For this analysis to be meaningful, a substantial amount of data is required about the students' results. The analysis of the topics of the subjects requires to know of the subject topics involved in the questions asked to the students in the evaluation tests. Afterwards, from the topics and the associated student results, we can drawn conclusions about the comparative difficulty of different topics of the subject.
However, the manual annotation of the topics involved in the tests questions is a very expensive and time-consuming task. Therefore, in this paper we propose to apply natural language processing techniques to perform this task. Specifically, we propose to apply automatic techniques for detecting key phrases in the test questions. These techniques amounts to identifying the expressions that, according to statistical data, are more relevant to characterize the texts.
For the evaluation of the proposal we have focused on a subject related to advanced algorithms that is taught at the National University of Distance Education of Spain in a Computer Science degree. This is a fundamental subject in the Computer Science curriculum with advanced level of contents that requires prior knowledge of mathematics and programming.
The subject includes advanced data structures of computer science, and to algorithmic schemes, i.e. general principles to address a problem with.

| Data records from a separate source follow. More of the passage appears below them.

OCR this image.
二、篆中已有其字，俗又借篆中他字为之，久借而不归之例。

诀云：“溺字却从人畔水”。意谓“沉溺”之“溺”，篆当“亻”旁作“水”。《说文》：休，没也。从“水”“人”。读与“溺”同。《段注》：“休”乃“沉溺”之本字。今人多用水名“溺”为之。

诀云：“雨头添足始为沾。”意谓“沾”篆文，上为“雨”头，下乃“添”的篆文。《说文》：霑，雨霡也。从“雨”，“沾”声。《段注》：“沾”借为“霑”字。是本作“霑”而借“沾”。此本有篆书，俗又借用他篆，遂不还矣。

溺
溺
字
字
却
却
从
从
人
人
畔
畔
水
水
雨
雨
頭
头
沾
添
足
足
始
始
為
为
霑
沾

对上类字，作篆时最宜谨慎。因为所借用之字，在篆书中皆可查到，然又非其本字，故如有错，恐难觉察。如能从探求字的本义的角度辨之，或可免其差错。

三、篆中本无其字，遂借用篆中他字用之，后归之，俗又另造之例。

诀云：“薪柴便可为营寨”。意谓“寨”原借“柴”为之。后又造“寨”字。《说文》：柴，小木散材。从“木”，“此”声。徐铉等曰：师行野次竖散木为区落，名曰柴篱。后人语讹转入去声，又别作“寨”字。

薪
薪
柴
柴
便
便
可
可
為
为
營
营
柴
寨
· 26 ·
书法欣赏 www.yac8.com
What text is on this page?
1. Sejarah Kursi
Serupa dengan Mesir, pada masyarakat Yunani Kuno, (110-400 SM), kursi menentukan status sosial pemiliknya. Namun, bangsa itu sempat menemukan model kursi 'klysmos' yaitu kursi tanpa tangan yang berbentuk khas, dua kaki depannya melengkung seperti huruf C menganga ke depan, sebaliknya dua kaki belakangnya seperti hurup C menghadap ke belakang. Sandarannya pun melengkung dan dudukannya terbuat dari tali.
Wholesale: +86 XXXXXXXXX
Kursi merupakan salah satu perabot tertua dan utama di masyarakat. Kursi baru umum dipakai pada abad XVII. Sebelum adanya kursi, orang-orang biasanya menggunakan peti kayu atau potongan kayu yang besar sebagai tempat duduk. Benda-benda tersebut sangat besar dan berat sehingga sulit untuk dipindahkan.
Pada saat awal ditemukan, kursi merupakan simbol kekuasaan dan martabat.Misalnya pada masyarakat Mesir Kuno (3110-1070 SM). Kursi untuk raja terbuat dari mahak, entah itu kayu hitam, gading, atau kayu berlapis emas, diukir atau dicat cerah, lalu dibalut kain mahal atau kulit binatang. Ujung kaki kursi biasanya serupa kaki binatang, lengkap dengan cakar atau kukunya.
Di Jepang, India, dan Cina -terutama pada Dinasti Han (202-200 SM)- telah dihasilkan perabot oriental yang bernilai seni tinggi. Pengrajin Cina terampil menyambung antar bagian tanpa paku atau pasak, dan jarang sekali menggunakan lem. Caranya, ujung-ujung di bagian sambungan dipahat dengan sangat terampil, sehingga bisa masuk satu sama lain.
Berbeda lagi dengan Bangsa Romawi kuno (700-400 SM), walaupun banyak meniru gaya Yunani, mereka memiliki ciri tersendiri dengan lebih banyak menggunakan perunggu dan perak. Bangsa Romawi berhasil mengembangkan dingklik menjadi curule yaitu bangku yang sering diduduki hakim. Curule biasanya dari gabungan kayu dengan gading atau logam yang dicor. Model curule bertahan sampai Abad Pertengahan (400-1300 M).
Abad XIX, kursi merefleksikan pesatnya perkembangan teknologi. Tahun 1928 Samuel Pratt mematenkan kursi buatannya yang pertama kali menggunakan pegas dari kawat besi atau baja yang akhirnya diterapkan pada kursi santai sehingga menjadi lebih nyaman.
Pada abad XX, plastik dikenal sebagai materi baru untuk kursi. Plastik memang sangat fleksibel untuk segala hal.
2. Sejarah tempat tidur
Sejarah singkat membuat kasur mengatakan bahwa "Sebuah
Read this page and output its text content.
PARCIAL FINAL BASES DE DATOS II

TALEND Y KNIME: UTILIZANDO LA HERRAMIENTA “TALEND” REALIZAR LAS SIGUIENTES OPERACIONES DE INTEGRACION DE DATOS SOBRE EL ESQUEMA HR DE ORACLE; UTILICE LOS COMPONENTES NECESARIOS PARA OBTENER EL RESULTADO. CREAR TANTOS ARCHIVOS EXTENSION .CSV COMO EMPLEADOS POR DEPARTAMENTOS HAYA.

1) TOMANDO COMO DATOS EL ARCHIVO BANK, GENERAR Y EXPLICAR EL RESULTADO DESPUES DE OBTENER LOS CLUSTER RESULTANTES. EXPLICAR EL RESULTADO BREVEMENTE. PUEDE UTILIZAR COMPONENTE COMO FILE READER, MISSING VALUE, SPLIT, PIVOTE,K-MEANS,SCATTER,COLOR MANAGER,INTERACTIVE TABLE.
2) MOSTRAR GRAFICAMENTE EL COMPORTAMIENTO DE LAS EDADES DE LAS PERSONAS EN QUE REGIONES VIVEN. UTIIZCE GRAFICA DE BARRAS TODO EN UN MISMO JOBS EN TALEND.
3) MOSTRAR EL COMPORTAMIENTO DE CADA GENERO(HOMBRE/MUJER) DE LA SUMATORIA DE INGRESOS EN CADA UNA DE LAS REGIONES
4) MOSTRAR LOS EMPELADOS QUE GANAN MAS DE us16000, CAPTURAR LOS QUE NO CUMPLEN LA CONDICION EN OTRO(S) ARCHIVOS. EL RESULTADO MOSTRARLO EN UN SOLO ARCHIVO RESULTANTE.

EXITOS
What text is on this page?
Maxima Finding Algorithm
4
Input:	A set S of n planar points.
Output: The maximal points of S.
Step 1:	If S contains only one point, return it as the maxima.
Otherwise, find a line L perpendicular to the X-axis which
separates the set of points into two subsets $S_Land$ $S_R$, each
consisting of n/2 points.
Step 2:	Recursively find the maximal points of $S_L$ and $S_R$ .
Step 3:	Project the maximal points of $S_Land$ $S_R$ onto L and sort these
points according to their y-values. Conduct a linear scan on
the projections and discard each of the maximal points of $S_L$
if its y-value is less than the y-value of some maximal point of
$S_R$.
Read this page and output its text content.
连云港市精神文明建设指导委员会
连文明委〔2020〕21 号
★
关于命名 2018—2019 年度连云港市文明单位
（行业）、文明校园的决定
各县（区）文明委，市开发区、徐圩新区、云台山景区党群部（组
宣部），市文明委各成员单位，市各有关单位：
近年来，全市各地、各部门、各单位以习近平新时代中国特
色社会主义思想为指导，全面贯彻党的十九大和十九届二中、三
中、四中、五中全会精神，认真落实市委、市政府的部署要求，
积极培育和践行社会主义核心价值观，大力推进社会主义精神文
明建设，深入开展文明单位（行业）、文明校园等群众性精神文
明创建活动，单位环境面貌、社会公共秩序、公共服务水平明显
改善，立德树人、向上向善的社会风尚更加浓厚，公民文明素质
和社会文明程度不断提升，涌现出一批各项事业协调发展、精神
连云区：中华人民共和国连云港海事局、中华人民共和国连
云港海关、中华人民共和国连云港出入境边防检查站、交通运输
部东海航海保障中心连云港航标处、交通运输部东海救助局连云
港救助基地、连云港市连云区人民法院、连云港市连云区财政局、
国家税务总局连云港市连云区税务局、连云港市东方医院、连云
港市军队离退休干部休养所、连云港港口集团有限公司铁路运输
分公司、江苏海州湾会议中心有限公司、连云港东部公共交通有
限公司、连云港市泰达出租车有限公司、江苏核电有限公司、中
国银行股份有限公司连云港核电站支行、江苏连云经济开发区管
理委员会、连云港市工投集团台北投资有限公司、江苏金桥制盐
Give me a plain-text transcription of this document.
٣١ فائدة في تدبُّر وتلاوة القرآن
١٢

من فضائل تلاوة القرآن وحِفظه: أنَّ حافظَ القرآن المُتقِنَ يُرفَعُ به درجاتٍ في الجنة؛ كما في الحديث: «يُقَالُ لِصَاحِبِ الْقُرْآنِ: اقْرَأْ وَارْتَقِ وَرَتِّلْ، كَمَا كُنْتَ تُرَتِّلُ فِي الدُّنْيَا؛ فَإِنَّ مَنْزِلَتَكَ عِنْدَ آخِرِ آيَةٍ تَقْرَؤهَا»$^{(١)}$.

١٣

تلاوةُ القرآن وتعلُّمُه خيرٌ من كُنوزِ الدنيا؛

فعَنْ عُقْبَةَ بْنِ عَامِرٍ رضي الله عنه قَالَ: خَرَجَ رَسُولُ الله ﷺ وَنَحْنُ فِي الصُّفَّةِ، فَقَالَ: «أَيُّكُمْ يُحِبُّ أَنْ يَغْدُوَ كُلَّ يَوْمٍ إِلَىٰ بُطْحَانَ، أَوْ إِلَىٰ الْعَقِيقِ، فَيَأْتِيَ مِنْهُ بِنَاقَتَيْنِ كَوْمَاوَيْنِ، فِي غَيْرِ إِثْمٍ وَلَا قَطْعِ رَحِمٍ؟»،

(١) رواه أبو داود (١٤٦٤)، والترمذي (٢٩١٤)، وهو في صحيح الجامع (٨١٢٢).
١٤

The data structures taught in the subject include hash tables, graphs, and heaps. The algorithmic schemes include the greedy one, divide and conquer, the backtracking scheme, dynamic programming and branch and bound.
For this subject we have manually annotated a set of tests with the most relevant topics related to each question. This has allowed us to evaluate the techniques presented in this work. The techniques developed and evaluated on this subject are general and applicable to any other subject and discipline. In this way it is possible to automate the learning analysis.Keywords:
Learning analytics, computer science education, data mining, natural language processing.